Dissidente birmano: coi militari (ancora) al governo, né riforme né democrazia
Yangon (AsiaNews) - Il popolo birmano "deve ancora vedere cambiamenti reali" nel governo che, a dispetto dei "tentativi di riforma", resta pur sempre sotto "lo stretto controllo della cerchia militare". È quanto afferma Hla Nyo, ex detenuto politico, sopravvissuto alle durissime condizioni carcerarie del penitenziario di Great Coco Island, famigerata colonia penale al largo delle coste del Myanmar. Il dissidente ha parlato nel corso di una cerimonia che si è tenuta il 31 luglio scorso a Yangon per celebrare tutti i prigionieri morti nell'ex carcere di massima sicurezza. Nel suo intervento non ha risparmiato critiche all'attuale amministrazione del presidente Thein Sein che parla di "democrazia al popolo" mentre continuano le "confische di terreni". Ai presenti egli chiede di essere uniti ne ricordo dei prigionieri politici che "hanno sofferto e sono morti nelle carceri birmane".
Per quasi 50 anni il Myanmar è stato retto da una dittatura militare, che si è conclusa nel 2011 col passaggio dei poteri a un governo semicivile, presieduto dal capo di Stato Thein Sein - ex Primo Ministro della giunta -, con un 25% di seggi in Parlamento riservati all'esercito. Resta quindi significativa la presenza dei membri in divisa, se si considera che per cambiare la Costituzione - emanata sotto il regime del generalissimo Than Shwe nel 2008, in piena emergenza per il ciclone Nargis - è necessaria la maggioranza dei due terzi della Camera.

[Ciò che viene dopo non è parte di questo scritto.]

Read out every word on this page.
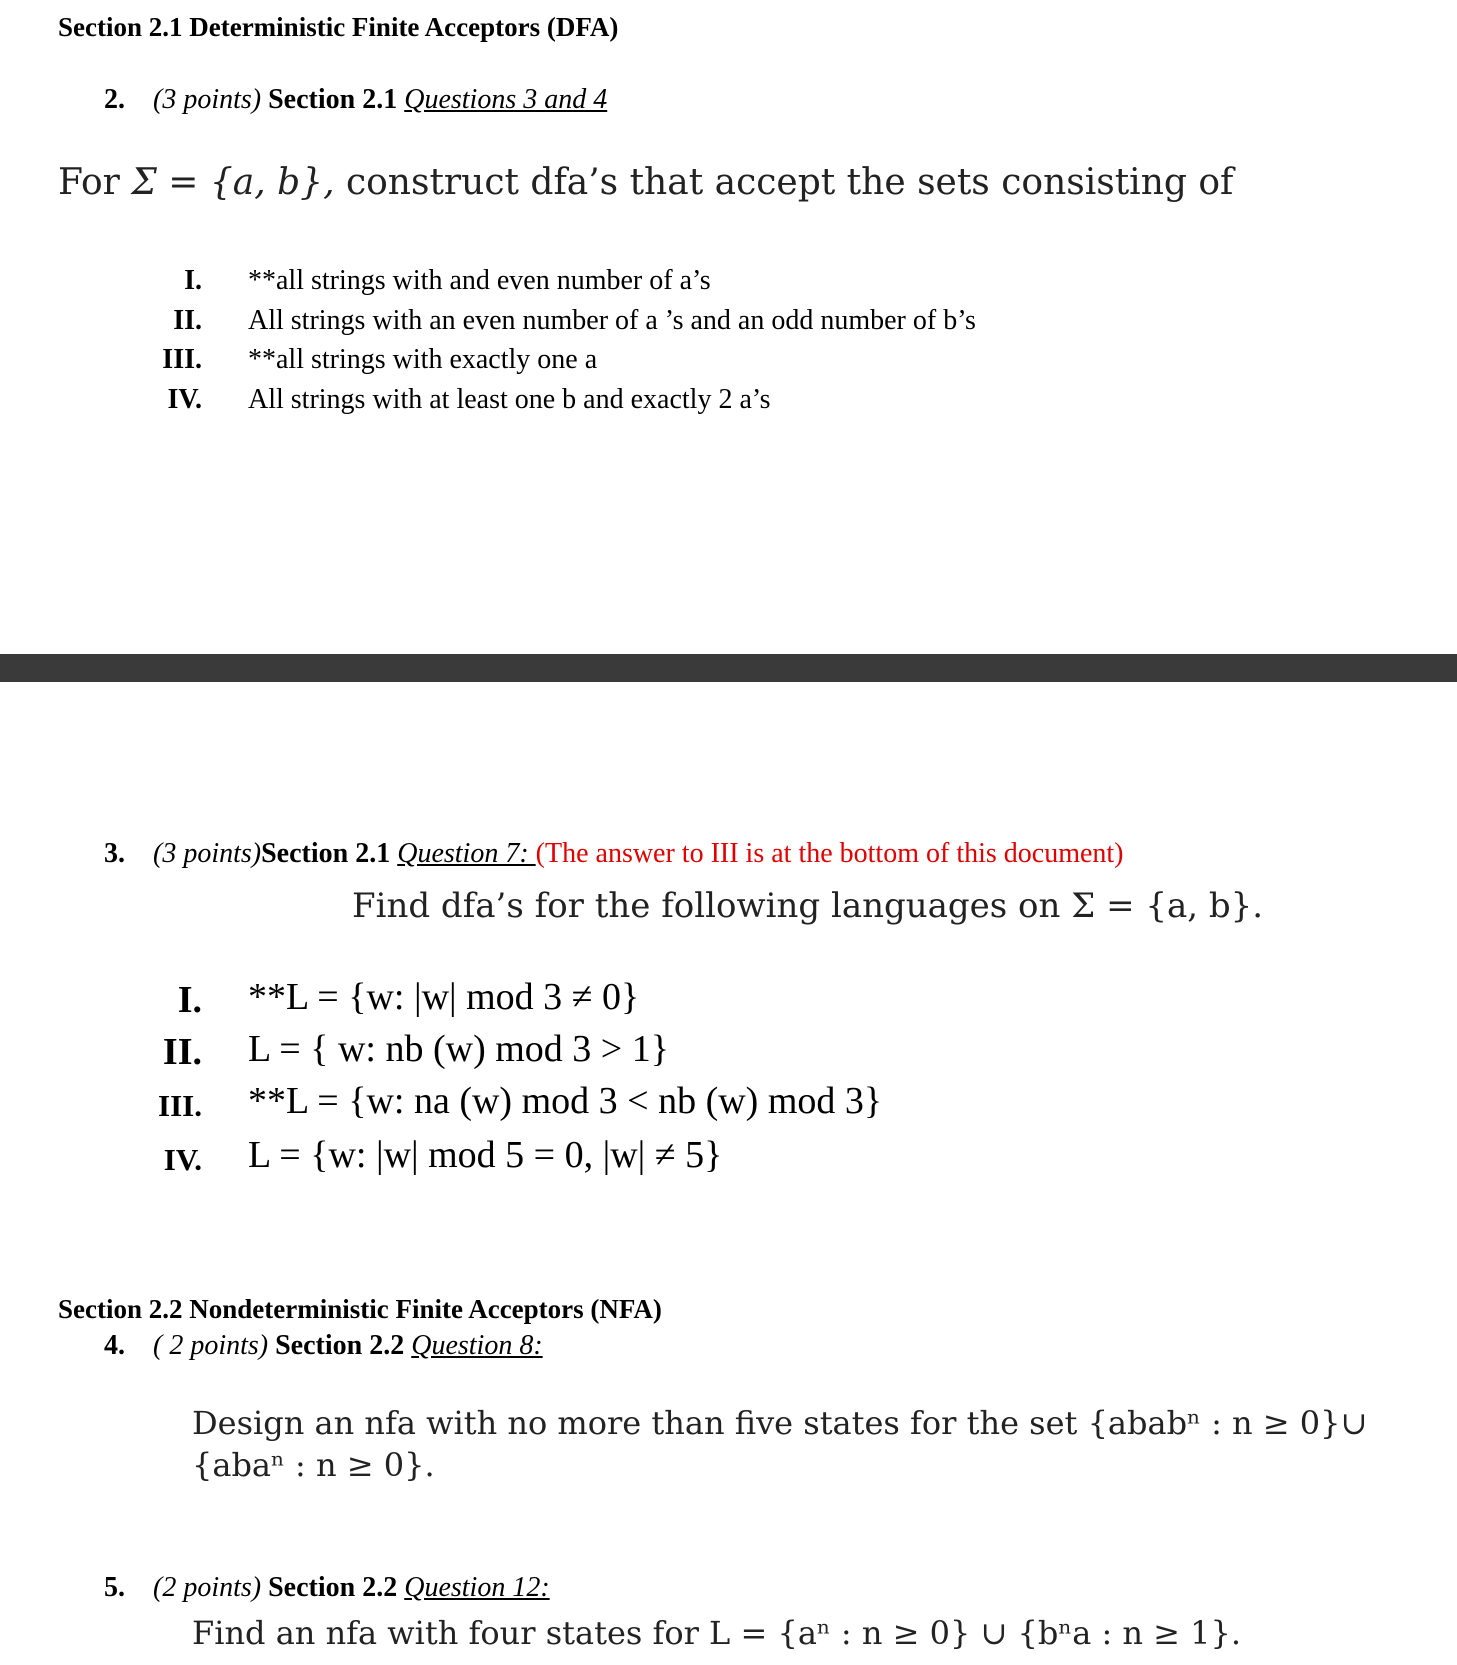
Section 2.1 Deterministic Finite Acceptors (DFA)
2. (3 points) Section 2.1 Questions 3 and 4
For Σ = {a, b}, construct dfa’s that accept the sets consisting of
I. **all strings with and even number of a’s
II. All strings with an even number of a ’s and an odd number of b’s
III. **all strings with exactly one a
IV. All strings with at least one b and exactly 2 a’s
3. (3 points)Section 2.1 Question 7: (The answer to III is at the bottom of this document)
Find dfa’s for the following languages on Σ = {a, b}.
I. **L = {w: |w| mod 3 ≠ 0}
II. L = { w: nb (w) mod 3 > 1}
III. **L = {w: na (w) mod 3 < nb (w) mod 3}
IV. L = {w: |w| mod 5 = 0, |w| ≠ 5}
Section 2.2 Nondeterministic Finite Acceptors (NFA)
4. ( 2 points) Section 2.2 Question 8:
Design an nfa with no more than five states for the set {ababⁿ : n ≥ 0}∪
{abaⁿ : n ≥ 0}.
5. (2 points) Section 2.2 Question 12:
Find an nfa with four states for L = {aⁿ : n ≥ 0} ∪ {bⁿa : n ≥ 1}.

Win Tin, co-fondatore della Lega nazionale per la democrazia (Nld), principale partito di opposizione guidato dalla Nobel per la pace Aung San Suu Kyi, ha trascorso 20 anni nelle carceri birmane, fino al rilascio nel 2008. Oggi 83enne, l'anziano attivista continua a indossare la divisa blu, caratteristica delle prigioni birmane "per solidarietà" contro quanti sono ancora dietro le sbarre. Egli ha scritto un libro sugli anni in prigione e le torture inflitte a quanti si sono combattuti per la libertà di pensiero. "Fino a che vi sarà un sistema militare a guidare il Paese - ha dichiarato nel corso della cerimonia - rimarrà sempre attivo un sistema di torture per i prigionieri".
La prigione di Great Coco Island, voluta dal dittatore Ne Win nel 1959 per rinchiudere gli oppositori (fino a un massimo di 230), ha chiuso i battenti nel 1971 in seguito a una serie di scioperi della fame, indetti per protesta contro le durissime condizioni di detenzione. I prigionieri sono stati trasferiti nell'altrettanto famigerato carcere di Insein, periferia di Yangon, dove ancora oggi sono detenuti molti oppositori. Alla cerimonia di suffragio per le vittime hanno partecipato un centinaio di persone, alcune delle quali legate ai prigionieri morti per fame nella prigione di Great Coco Island al tempo della rivolta. Dai loro racconti emerge che i vertici del carcere hanno ordinato di bruciare i cadaveri, in particolare "dei prigionieri morti durante il primo sciopero della fame". Dopo tre proteste di massa, tra il 1969 e il 1971, con il decesso di otto di loro in occasione della terza protesta, le autorità hanno ordinato la chiusura della colonia penale a partire dal dicembre 1971.